Lalu, apa pula itu kaus kaki dan manset yang kini menghiasi tangan dan kaki Ami
? Bahkan dulu Ami yang dikenalnya merasa tak perlu repot berkaus kaki atau
berlengan panjang.
Dinda merasa sangat
kehilangan. Setiap ada yang bertanya keheranan, menyindir bahkan mencemooh, Ami
hanya tersenyum dan berkata, “Aku sedang mensyukuri semua nikmat Allah yang
sudah aku terima”. Hei, kemana sapaan akrab ‘gue-elo’ Ami ? Sejak kapan pula dia
berhenti menyisipkan bahasa Inggris di sela-sela obrolan ?
Dinda semakin tidak
mengerti. Ia memang bukan sahabat Ami. Dinda hanya sekelas dengan Ami saat
duduk di bangku kelas dua SMA Pelita Harapan. Namun bagi Dinda, Ami adalah role mode terhebat yang pernah ia temui.
Semenjak bertemu dan mengenal Ami, Dinda terpacu untuk belajar dan berusaha
lebih keras tentang apapun. Nilai 60-70 di rapornya kini terlapis sempurna
dengan serendahnya angka 85. Setiap malas menerpanya, ia selalu melihat Ami.

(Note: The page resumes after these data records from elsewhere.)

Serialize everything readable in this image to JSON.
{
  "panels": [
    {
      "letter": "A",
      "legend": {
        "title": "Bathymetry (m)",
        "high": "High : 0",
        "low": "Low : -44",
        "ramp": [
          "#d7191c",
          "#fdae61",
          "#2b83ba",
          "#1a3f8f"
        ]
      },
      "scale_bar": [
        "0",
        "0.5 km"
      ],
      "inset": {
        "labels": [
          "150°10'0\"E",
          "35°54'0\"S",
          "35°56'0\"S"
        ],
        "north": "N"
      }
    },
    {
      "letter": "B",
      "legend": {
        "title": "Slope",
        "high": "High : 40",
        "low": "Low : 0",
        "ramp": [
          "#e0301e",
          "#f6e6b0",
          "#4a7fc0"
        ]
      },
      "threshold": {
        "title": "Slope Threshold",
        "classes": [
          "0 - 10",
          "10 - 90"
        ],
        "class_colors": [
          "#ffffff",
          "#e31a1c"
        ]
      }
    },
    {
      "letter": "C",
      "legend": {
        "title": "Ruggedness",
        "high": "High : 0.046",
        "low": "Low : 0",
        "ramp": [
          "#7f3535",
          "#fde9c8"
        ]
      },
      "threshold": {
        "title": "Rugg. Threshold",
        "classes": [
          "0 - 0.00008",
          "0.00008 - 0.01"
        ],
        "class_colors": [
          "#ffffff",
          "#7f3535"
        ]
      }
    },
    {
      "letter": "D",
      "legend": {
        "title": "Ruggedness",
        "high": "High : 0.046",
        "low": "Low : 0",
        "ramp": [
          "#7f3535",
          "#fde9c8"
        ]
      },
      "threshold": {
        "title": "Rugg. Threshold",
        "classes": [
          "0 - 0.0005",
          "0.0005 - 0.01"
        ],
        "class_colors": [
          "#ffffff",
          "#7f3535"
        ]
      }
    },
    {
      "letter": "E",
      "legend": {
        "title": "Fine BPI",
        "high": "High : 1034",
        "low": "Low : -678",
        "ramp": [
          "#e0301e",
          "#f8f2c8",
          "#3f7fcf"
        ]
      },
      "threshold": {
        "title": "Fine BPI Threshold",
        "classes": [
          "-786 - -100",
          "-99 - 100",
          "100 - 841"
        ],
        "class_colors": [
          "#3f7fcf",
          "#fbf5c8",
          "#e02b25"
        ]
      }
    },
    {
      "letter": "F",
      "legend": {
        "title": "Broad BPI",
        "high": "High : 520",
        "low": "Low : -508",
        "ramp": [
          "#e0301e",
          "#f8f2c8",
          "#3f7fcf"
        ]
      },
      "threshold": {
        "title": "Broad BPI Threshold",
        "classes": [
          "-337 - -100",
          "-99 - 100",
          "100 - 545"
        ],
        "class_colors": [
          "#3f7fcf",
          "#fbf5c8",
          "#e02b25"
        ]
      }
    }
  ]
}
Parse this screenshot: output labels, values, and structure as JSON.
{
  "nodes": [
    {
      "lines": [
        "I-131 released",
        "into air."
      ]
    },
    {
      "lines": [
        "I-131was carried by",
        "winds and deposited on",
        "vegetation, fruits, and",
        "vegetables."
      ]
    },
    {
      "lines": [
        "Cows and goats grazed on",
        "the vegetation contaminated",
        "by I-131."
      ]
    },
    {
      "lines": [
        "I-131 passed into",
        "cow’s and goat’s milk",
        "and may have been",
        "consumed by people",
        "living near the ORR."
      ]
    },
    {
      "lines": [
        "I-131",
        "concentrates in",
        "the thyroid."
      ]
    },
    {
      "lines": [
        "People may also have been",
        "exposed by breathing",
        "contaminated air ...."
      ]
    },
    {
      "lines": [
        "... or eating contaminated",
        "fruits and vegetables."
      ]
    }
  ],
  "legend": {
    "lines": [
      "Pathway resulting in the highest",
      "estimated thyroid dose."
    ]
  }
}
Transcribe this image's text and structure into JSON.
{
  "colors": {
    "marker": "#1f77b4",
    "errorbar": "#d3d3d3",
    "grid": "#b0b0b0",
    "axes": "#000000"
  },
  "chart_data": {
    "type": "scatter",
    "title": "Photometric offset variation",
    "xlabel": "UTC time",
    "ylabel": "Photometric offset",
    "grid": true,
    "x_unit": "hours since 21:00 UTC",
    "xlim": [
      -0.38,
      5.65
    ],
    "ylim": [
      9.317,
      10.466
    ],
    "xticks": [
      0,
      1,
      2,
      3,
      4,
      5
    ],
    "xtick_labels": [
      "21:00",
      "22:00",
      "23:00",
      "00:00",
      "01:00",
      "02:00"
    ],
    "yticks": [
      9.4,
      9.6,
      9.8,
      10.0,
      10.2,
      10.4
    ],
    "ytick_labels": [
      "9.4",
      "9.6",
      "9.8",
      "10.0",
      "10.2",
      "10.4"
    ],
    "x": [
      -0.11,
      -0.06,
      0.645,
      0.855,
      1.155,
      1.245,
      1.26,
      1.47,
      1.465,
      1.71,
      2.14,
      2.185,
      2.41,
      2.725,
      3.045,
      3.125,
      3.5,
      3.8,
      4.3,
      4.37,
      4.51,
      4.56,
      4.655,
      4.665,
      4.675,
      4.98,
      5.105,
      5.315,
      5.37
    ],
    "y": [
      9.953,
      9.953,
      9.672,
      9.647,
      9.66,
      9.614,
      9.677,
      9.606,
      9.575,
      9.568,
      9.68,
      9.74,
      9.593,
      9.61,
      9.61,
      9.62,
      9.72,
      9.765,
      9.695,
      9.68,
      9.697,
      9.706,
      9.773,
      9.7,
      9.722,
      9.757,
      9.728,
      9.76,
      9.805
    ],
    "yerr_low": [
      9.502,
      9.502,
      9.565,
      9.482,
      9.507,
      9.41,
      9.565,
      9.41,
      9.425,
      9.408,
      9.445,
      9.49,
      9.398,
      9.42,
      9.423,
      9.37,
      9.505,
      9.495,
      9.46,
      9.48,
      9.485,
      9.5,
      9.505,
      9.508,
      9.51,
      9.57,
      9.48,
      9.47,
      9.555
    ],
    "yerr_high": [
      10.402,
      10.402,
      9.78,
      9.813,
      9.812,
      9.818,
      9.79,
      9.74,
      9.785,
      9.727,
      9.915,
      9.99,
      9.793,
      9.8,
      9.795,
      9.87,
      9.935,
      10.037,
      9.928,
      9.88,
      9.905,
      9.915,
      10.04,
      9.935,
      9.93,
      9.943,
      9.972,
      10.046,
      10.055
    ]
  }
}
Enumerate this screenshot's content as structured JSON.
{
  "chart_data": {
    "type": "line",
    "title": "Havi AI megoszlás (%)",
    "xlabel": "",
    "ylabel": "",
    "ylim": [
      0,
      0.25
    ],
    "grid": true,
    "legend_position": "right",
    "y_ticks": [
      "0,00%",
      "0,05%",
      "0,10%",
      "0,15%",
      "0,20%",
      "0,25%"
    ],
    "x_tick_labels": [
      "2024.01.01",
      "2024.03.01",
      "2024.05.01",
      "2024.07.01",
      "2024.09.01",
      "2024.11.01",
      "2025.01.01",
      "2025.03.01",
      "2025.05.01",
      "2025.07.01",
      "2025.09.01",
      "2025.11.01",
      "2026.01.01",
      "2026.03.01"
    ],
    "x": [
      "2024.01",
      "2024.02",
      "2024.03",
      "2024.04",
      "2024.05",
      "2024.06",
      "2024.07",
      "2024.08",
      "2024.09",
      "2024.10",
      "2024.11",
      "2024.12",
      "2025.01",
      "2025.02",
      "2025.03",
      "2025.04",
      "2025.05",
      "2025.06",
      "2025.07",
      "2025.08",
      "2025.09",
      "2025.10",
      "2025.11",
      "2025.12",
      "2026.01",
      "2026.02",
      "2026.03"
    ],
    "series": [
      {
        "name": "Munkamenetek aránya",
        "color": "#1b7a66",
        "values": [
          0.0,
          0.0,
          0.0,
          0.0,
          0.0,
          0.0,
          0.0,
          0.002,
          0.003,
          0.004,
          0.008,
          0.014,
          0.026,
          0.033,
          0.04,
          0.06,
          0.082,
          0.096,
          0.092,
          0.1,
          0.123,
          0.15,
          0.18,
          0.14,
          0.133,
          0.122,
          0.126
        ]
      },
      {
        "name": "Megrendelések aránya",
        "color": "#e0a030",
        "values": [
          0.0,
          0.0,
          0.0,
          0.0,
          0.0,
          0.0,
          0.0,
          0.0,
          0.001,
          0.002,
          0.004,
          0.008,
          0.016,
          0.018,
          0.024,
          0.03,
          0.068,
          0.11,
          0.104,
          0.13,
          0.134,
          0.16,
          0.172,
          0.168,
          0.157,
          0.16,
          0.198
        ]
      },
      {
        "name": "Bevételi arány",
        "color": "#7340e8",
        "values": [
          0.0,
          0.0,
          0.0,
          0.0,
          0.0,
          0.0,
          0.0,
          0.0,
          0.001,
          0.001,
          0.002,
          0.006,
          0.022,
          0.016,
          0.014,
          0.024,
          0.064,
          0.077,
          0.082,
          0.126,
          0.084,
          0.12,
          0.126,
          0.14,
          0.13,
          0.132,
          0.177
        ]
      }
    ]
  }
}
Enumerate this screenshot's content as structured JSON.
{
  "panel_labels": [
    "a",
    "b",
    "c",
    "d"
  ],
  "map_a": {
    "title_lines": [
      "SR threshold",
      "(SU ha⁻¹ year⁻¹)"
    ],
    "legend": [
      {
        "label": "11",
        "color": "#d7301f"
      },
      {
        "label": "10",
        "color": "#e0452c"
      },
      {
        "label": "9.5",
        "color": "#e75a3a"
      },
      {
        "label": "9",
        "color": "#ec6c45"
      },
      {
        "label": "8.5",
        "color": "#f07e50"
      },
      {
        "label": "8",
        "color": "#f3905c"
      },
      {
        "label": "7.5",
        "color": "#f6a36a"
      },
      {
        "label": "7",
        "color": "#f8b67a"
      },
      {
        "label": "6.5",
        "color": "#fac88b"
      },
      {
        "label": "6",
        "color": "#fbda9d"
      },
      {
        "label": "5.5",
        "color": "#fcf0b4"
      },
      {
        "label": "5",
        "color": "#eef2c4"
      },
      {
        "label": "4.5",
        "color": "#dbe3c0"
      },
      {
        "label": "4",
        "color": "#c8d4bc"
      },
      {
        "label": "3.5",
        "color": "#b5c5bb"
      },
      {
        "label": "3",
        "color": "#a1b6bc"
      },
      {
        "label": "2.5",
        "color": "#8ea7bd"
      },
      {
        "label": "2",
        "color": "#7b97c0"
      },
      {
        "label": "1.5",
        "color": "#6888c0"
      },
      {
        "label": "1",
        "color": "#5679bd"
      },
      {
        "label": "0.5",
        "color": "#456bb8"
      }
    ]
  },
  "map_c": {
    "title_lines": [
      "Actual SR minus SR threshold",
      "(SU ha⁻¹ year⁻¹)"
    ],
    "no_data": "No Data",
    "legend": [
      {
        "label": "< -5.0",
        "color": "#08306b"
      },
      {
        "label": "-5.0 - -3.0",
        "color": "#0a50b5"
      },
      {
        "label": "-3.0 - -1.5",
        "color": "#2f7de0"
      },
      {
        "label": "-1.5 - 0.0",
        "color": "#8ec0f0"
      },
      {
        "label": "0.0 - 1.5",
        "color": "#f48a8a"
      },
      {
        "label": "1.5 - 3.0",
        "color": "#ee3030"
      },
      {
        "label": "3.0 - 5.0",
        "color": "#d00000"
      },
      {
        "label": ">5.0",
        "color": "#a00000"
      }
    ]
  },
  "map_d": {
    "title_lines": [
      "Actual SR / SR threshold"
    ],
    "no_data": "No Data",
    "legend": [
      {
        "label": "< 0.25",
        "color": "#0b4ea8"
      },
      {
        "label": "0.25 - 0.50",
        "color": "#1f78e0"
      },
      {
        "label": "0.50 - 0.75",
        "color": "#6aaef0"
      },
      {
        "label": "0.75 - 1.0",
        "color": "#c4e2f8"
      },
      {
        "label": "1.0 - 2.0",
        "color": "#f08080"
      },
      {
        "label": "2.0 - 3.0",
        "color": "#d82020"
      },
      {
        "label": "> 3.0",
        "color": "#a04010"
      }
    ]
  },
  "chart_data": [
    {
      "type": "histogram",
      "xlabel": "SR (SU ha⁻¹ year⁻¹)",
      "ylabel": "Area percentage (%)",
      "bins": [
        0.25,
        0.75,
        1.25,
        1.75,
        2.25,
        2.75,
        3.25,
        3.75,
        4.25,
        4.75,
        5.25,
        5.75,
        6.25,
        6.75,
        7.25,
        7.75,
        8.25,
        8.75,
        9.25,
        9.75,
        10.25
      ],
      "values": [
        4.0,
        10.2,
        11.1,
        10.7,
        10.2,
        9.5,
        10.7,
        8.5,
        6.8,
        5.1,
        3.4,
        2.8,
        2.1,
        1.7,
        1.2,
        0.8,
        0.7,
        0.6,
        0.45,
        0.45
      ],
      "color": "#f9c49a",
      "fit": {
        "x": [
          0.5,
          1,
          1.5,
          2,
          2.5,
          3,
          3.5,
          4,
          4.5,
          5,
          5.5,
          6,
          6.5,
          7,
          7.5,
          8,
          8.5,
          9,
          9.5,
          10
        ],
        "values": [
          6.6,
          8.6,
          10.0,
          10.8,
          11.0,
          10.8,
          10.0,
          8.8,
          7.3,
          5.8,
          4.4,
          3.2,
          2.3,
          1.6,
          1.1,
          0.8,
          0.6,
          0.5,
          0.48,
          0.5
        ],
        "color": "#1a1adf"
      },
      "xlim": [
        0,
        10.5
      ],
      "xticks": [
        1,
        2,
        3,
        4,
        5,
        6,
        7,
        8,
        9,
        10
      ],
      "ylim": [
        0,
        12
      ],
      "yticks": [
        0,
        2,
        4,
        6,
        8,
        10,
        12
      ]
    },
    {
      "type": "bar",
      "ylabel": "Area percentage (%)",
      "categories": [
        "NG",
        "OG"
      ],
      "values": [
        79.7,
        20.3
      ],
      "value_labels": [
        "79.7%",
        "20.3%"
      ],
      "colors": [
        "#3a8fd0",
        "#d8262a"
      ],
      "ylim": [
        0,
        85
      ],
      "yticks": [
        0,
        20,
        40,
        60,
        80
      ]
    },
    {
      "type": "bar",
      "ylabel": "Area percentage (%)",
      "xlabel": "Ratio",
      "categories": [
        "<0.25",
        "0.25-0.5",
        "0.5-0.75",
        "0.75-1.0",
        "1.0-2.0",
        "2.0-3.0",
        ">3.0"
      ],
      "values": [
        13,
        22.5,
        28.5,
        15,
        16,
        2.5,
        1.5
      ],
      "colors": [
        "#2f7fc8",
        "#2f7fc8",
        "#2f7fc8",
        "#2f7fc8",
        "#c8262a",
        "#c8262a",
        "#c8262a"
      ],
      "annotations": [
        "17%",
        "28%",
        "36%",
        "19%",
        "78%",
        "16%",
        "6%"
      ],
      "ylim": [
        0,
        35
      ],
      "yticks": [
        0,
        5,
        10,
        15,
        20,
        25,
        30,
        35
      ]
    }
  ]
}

Hei, Ami sudah sangat cerdas, sudah pernah menjadi perwakilan pertukaran pelajar
ke Boston dalam program American Field Service (AFS). Namun Ami
tidak pernah terlihat malas belajar atau bertanya, yang anehnya justru
menjauhkan Ami dari kesan pamer dan caper. Seorang Dinda yang cuek juga bisa
melihat kesungguhan dan ketulusan Ami dalam bertindak.
Soal olahraga pun,
Dinda yang pemalas kini menguasai voli dan basket. Semua karena Ami. Ami yang
seorang sprinter dan perenang. Ups, Ami juga pintar bernyanyi dan menggebuk
drum. Dinda merasa, jika ada parameter 1-10, maka ia memberi 9,8 untuk seorang
Ami.
Semua kebisaan dan
perilaku ramahnya menjadikan Ami seorang yang sangat menarik. Wajah ayu khas
gadis jawanya terlihat lebih memikat. Untuk beberapa saat, warga SMA Pelita
Harapan percaya, malaikat itu ada.
Sudah lewat dua minggu,
Dinda membatin. Ia benar-benar sudah tidak tahan lagi. Tepat setelah bel
istirahat pertama berdentang, Dinda langsung melesat ke kelas 3A-A, kelas Ami. Kebiasaan
baru Ami setiap jam istirahat adalah bertandang ke mushola. Dinda sudah tau hal
itu, sehingga ia menunggu Ami di depan kelas dan mencegatnya.
“Um, Ami. Apa kabar ?” Dinda bahkan
tidak mengenali suara yang keluar dari kerongkongannya. Canggung bercampur tak
acuh.
“Hai. Alhamdulillah sehat. Dinda ya ?
Dindaa, apa kabar ?” Ami menjawab antusias.
“Sehat, Mi. Ya masih gini. Lu tau
sendiri, lah.”
“Duh, tambah cantik aja ya, Din. Gimana
pelajaran ? Masih jago banget Fisika dong ya,” Ami terlihat sangat ramah.
“Haha, gue mah bisanya emang itu doang kali, Mi. Beda lah sama elu yang
dilemparin apa aja pasti langsung jago.”
“Bisa aja sih Dinda. Eh iya,
ngomong-ngomong, kamu mau kemana ? Tumben banget mampir.”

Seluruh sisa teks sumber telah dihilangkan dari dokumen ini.